NUESTRO CARISMA

Consiste en orar, vivir y trabajar intensamente para que el Hijo de Dios hecho hombre se encarne en nuestra existencia y en la de todos nuestros hermanos. Es decir que vivimos para que Cristo venga a reinar en la humanidad, haciendo que todos vean en nosotros su misma imagen y quieran también serlo con el testimonio veraz de sus vidas.

Recordemos la súplica de Sor Isabel de la Trinidad: “Oh, mi Cristo adorado, crucificado por amor! Quisiera ser una esposa para tu corazón. Quisiera glorificarte y amarte hasta morir de amor. Pero reconozco mi impotencia. Por eso, te pido que me revistas de Ti mismo, que identifiques mi alma con todos los sentimientos de tu alma, que me sumerjas en Ti y que me invadas; que, tu ser sustituya mi ser para que mi vida sea solamente una irradiación de tu propia vida. Ven a mí como Adorador, como Reparador y como Salvador”

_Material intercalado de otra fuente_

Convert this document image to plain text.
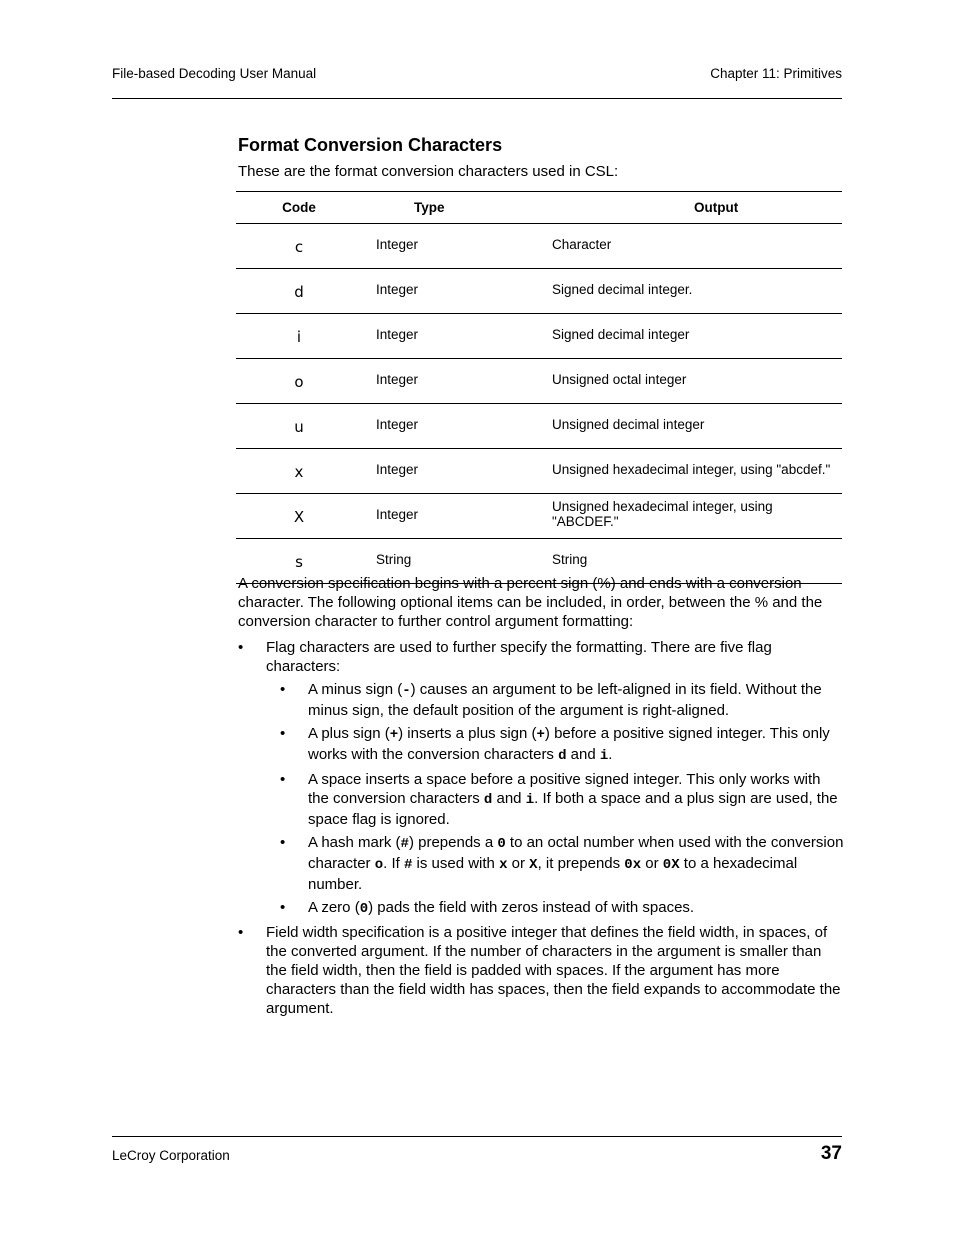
File-based Decoding User Manual	Chapter 11: Primitives
Format Conversion Characters
These are the format conversion characters used in CSL:
Code	Type	Output
c	Integer	Character
d	Integer	Signed decimal integer.
i	Integer	Signed decimal integer
o	Integer	Unsigned octal integer
u	Integer	Unsigned decimal integer
x	Integer	Unsigned hexadecimal integer, using "abcdef."
X	Integer	Unsigned hexadecimal integer, using "ABCDEF."
s	String	String

A conversion specification begins with a percent sign (%) and ends with a conversion character. The following optional items can be included, in order, between the % and the conversion character to further control argument formatting:

• Flag characters are used to further specify the formatting. There are five flag characters:
• A minus sign (-) causes an argument to be left-aligned in its field. Without the minus sign, the default position of the argument is right-aligned.
• A plus sign (+) inserts a plus sign (+) before a positive signed integer. This only works with the conversion characters d and i.
• A space inserts a space before a positive signed integer. This only works with the conversion characters d and i. If both a space and a plus sign are used, the space flag is ignored.
• A hash mark (#) prepends a 0 to an octal number when used with the conversion character o. If # is used with x or X, it prepends 0x or 0X to a hexadecimal number.
• A zero (0) pads the field with zeros instead of with spaces.
• Field width specification is a positive integer that defines the field width, in spaces, of the converted argument. If the number of characters in the argument is smaller than the field width, then the field is padded with spaces. If the argument has more characters than the field width has spaces, then the field expands to accommodate the argument.
LeCroy Corporation	37
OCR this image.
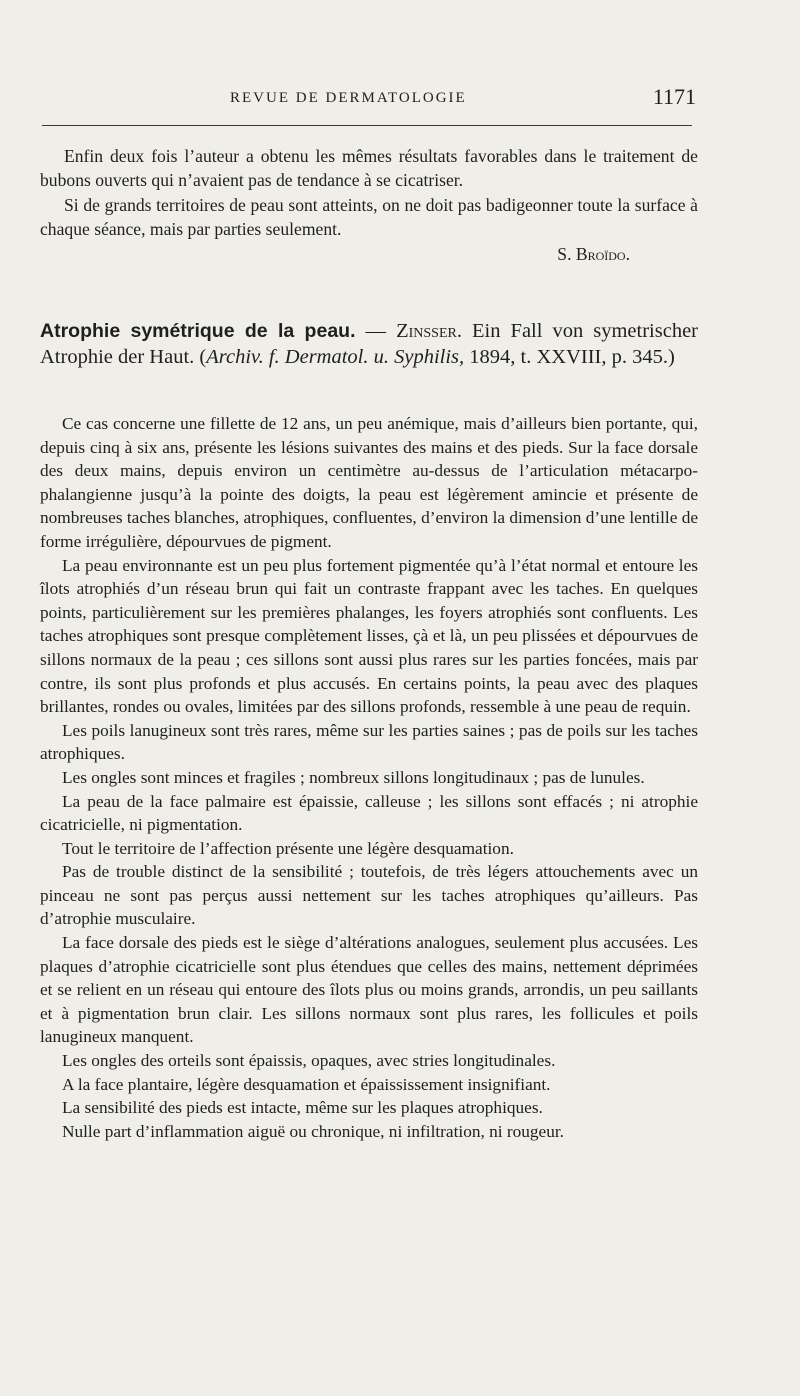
REVUE DE DERMATOLOGIE	1171

Enfin deux fois l’auteur a obtenu les mêmes résultats favorables dans le traitement de bubons ouverts qui n’avaient pas de tendance à se cicatriser.

Si de grands territoires de peau sont atteints, on ne doit pas badigeonner toute la surface à chaque séance, mais par parties seulement.

S. Broïdo.

Atrophie symétrique de la peau. — Zinsser. Ein Fall von symetrischer Atrophie der Haut. (Archiv. f. Dermatol. u. Syphilis, 1894, t. XXVIII, p. 345.)

Ce cas concerne une fillette de 12 ans, un peu anémique, mais d’ailleurs bien portante, qui, depuis cinq à six ans, présente les lésions suivantes des mains et des pieds. Sur la face dorsale des deux mains, depuis environ un centimètre au-dessus de l’articulation métacarpo-phalangienne jusqu’à la pointe des doigts, la peau est légèrement amincie et présente de nombreuses taches blanches, atrophiques, confluentes, d’environ la dimension d’une lentille de forme irrégulière, dépourvues de pigment.

La peau environnante est un peu plus fortement pigmentée qu’à l’état normal et entoure les îlots atrophiés d’un réseau brun qui fait un contraste frappant avec les taches. En quelques points, particulièrement sur les premières phalanges, les foyers atrophiés sont confluents. Les taches atrophiques sont presque complètement lisses, çà et là, un peu plissées et dépourvues de sillons normaux de la peau ; ces sillons sont aussi plus rares sur les parties foncées, mais par contre, ils sont plus profonds et plus accusés. En certains points, la peau avec des plaques brillantes, rondes ou ovales, limitées par des sillons profonds, ressemble à une peau de requin.

Les poils lanugineux sont très rares, même sur les parties saines ; pas de poils sur les taches atrophiques.

Les ongles sont minces et fragiles ; nombreux sillons longitudinaux ; pas de lunules.

La peau de la face palmaire est épaissie, calleuse ; les sillons sont effacés ; ni atrophie cicatricielle, ni pigmentation.

Tout le territoire de l’affection présente une légère desquamation.

Pas de trouble distinct de la sensibilité ; toutefois, de très légers attouchements avec un pinceau ne sont pas perçus aussi nettement sur les taches atrophiques qu’ailleurs. Pas d’atrophie musculaire.

La face dorsale des pieds est le siège d’altérations analogues, seulement plus accusées. Les plaques d’atrophie cicatricielle sont plus étendues que celles des mains, nettement déprimées et se relient en un réseau qui entoure des îlots plus ou moins grands, arrondis, un peu saillants et à pigmentation brun clair. Les sillons normaux sont plus rares, les follicules et poils lanugineux manquent.

Les ongles des orteils sont épaissis, opaques, avec stries longitudinales.

A la face plantaire, légère desquamation et épaississement insignifiant.

La sensibilité des pieds est intacte, même sur les plaques atrophiques.

Nulle part d’inflammation aiguë ou chronique, ni infiltration, ni rougeur.
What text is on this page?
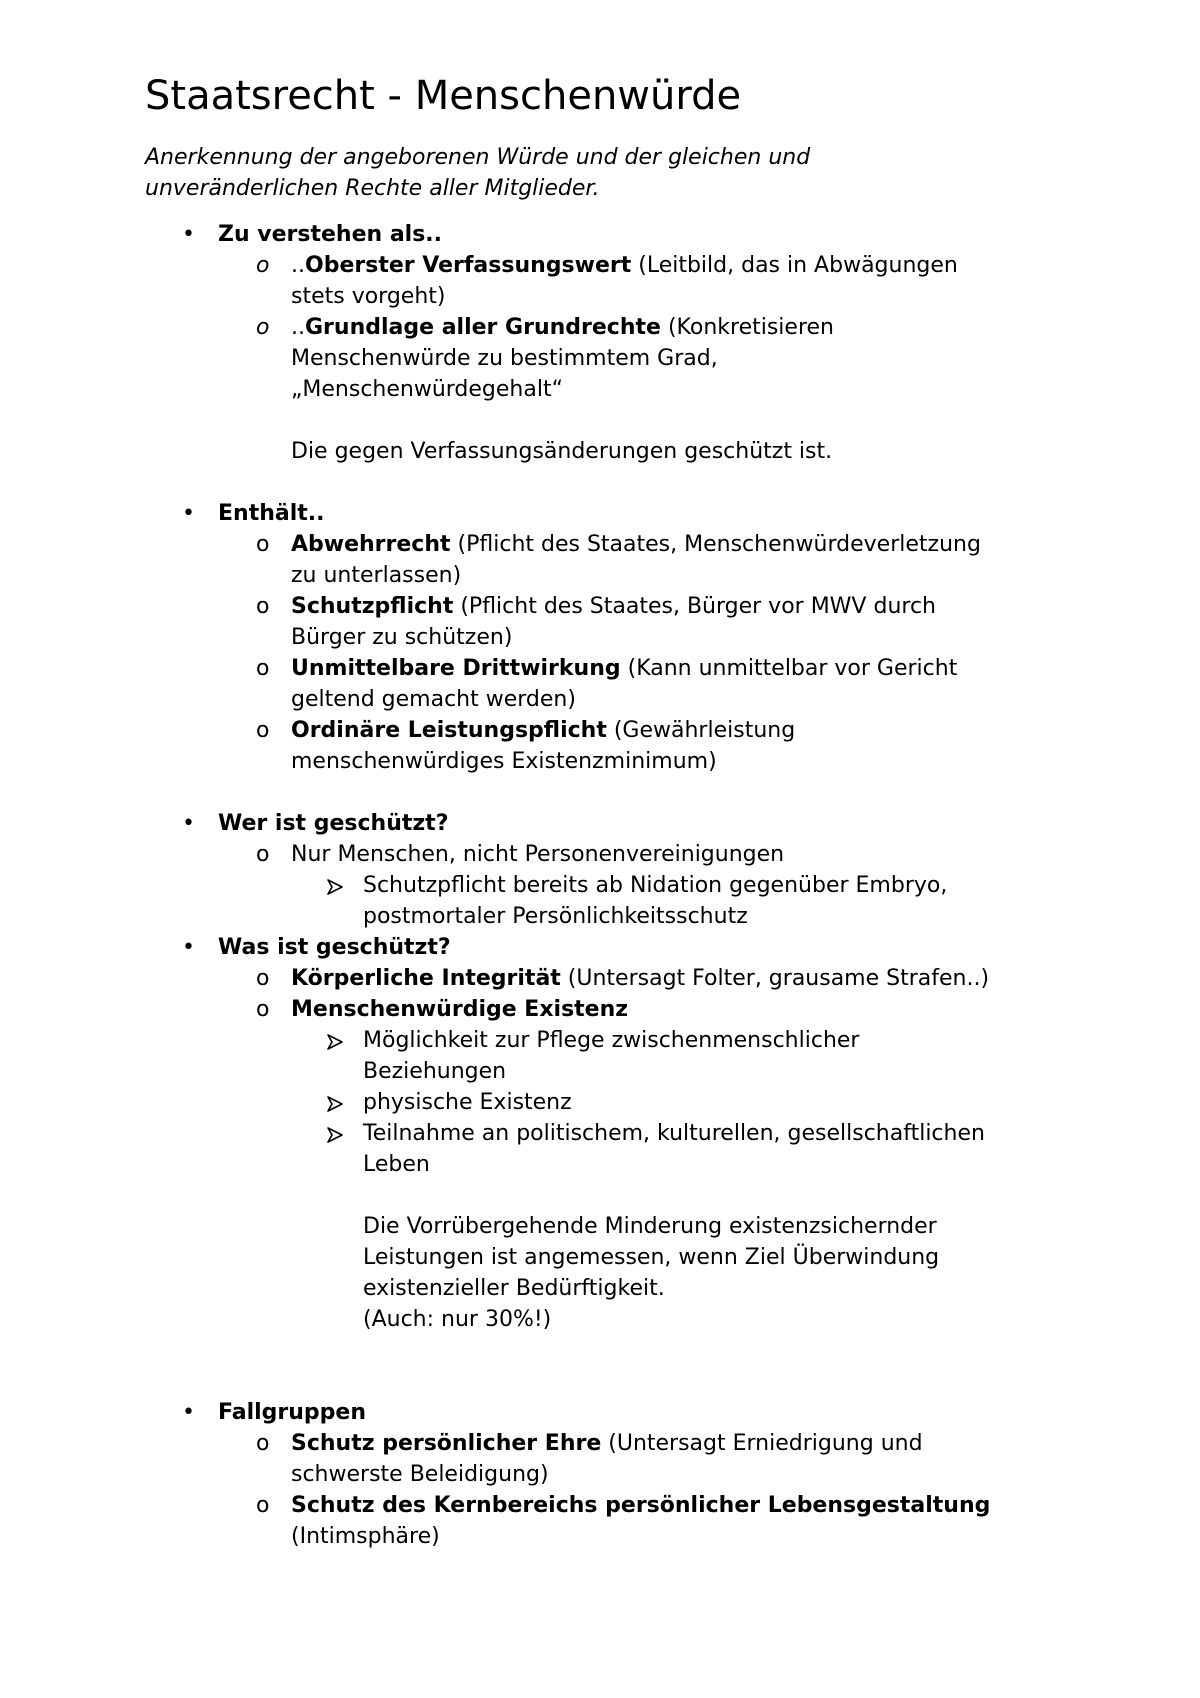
Staatsrecht - Menschenwürde
Anerkennung der angeborenen Würde und der gleichen und
unveränderlichen Rechte aller Mitglieder.
• Zu verstehen als..
o ..Oberster Verfassungswert (Leitbild, das in Abwägungen
stets vorgeht)
o ..Grundlage aller Grundrechte (Konkretisieren
Menschenwürde zu bestimmtem Grad,
„Menschenwürdegehalt“
Die gegen Verfassungsänderungen geschützt ist.
• Enthält..
o Abwehrrecht (Pflicht des Staates, Menschenwürdeverletzung
zu unterlassen)
o Schutzpflicht (Pflicht des Staates, Bürger vor MWV durch
Bürger zu schützen)
o Unmittelbare Drittwirkung (Kann unmittelbar vor Gericht
geltend gemacht werden)
o Ordinäre Leistungspflicht (Gewährleistung
menschenwürdiges Existenzminimum)
• Wer ist geschützt?
o Nur Menschen, nicht Personenvereinigungen
Schutzpflicht bereits ab Nidation gegenüber Embryo,
postmortaler Persönlichkeitsschutz
• Was ist geschützt?
o Körperliche Integrität (Untersagt Folter, grausame Strafen..)
o Menschenwürdige Existenz
Möglichkeit zur Pflege zwischenmenschlicher
Beziehungen
physische Existenz
Teilnahme an politischem, kulturellen, gesellschaftlichen
Leben
Die Vorrübergehende Minderung existenzsichernder
Leistungen ist angemessen, wenn Ziel Überwindung
existenzieller Bedürftigkeit.
(Auch: nur 30%!)
• Fallgruppen
o Schutz persönlicher Ehre (Untersagt Erniedrigung und
schwerste Beleidigung)
o Schutz des Kernbereichs persönlicher Lebensgestaltung
(Intimsphäre)
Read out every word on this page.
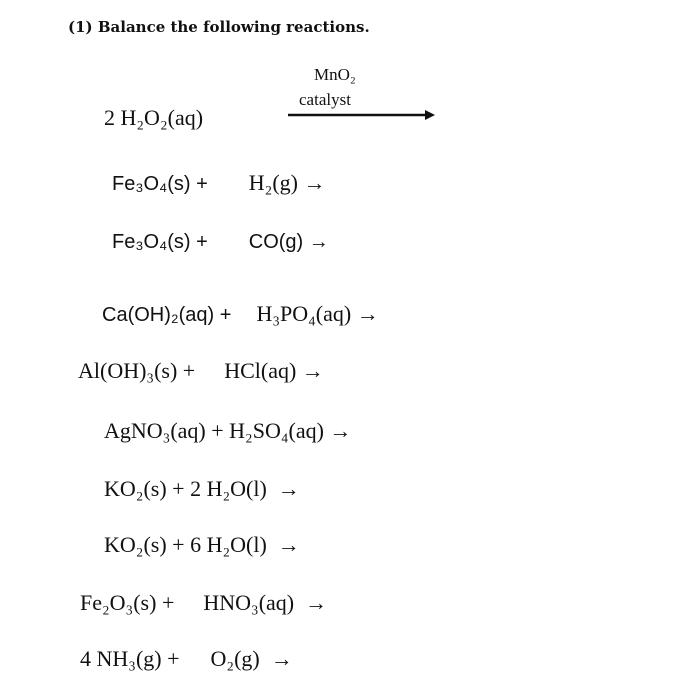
(1) Balance the following reactions.
2 H₂O₂(aq)
MnO₂
catalyst
Fe₃O₄(s) + H₂(g) →
Fe₃O₄(s) + CO(g) →
Ca(OH)₂(aq) + H₃PO₄(aq) →
Al(OH)₃(s) + HCl(aq) →
AgNO₃(aq) + H₂SO₄(aq) →
KO₂(s) + 2 H₂O(l)  →
KO₂(s) + 6 H₂O(l)  →
Fe₂O₃(s) + HNO₃(aq)  →
4 NH₃(g) + O₂(g)  →
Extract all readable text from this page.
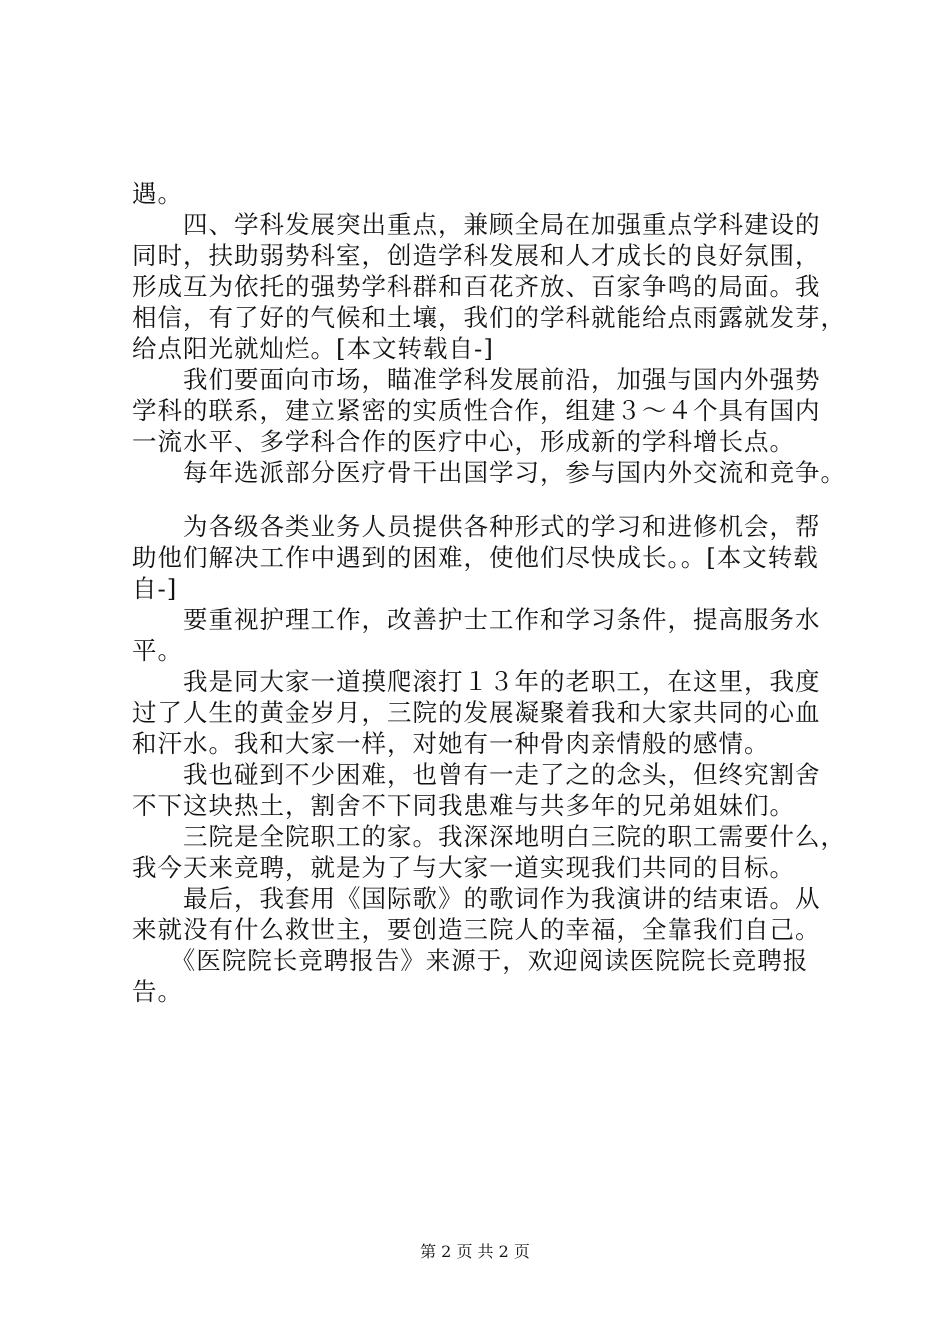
遇。
　　四、学科发展突出重点，兼顾全局在加强重点学科建设的
同时，扶助弱势科室，创造学科发展和人才成长的良好氛围，
形成互为依托的强势学科群和百花齐放、百家争鸣的局面。我
相信，有了好的气候和土壤，我们的学科就能给点雨露就发芽，
给点阳光就灿烂。[本文转载自-]
　　我们要面向市场，瞄准学科发展前沿，加强与国内外强势
学科的联系，建立紧密的实质性合作，组建３～４个具有国内
一流水平、多学科合作的医疗中心，形成新的学科增长点。
　　每年选派部分医疗骨干出国学习，参与国内外交流和竞争。
　　为各级各类业务人员提供各种形式的学习和进修机会，帮
助他们解决工作中遇到的困难，使他们尽快成长。。[本文转载
自-]
　　要重视护理工作，改善护士工作和学习条件，提高服务水
平。
　　我是同大家一道摸爬滚打１３年的老职工，在这里，我度
过了人生的黄金岁月，三院的发展凝聚着我和大家共同的心血
和汗水。我和大家一样，对她有一种骨肉亲情般的感情。
　　我也碰到不少困难，也曾有一走了之的念头，但终究割舍
不下这块热土，割舍不下同我患难与共多年的兄弟姐妹们。
　　三院是全院职工的家。我深深地明白三院的职工需要什么，
我今天来竞聘，就是为了与大家一道实现我们共同的目标。
　　最后，我套用《国际歌》的歌词作为我演讲的结束语。从
来就没有什么救世主，要创造三院人的幸福，全靠我们自己。
　　《医院院长竞聘报告》来源于，欢迎阅读医院院长竞聘报
告。
第 2 页 共 2 页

Hace parte de nuestro carisma, adorar perpetuamente a Jesús sacramentado. De día y de noche, las hermanas estamos en oración ante el Santísimo Sacramento, por medio de un horario en el que se organiza el tiempo de tal forma que en diferentes horas, cada una pueda tener el espacio de  adoración Eucarística.

La sagrada Familia de Nazareth, es el modelo más perfecto con el que nos identificamos para vivir a plenitud nuestro carisma, ya que en ella, está nuestro fin (Jesús), a quien debemos la amorosa obediencia de su palabra; en ella está María, en quien Él se encarnó y quien nos enseña a vivir siendo fiel discípula suya, (Mt 12, 47) y esta san José, quien nos señala el camino de la fe, de la esperanza y de la caridad que todo cristiano debe vivir para que sea llamado: hombre justo, como lo fue él. (Constituciones, 3)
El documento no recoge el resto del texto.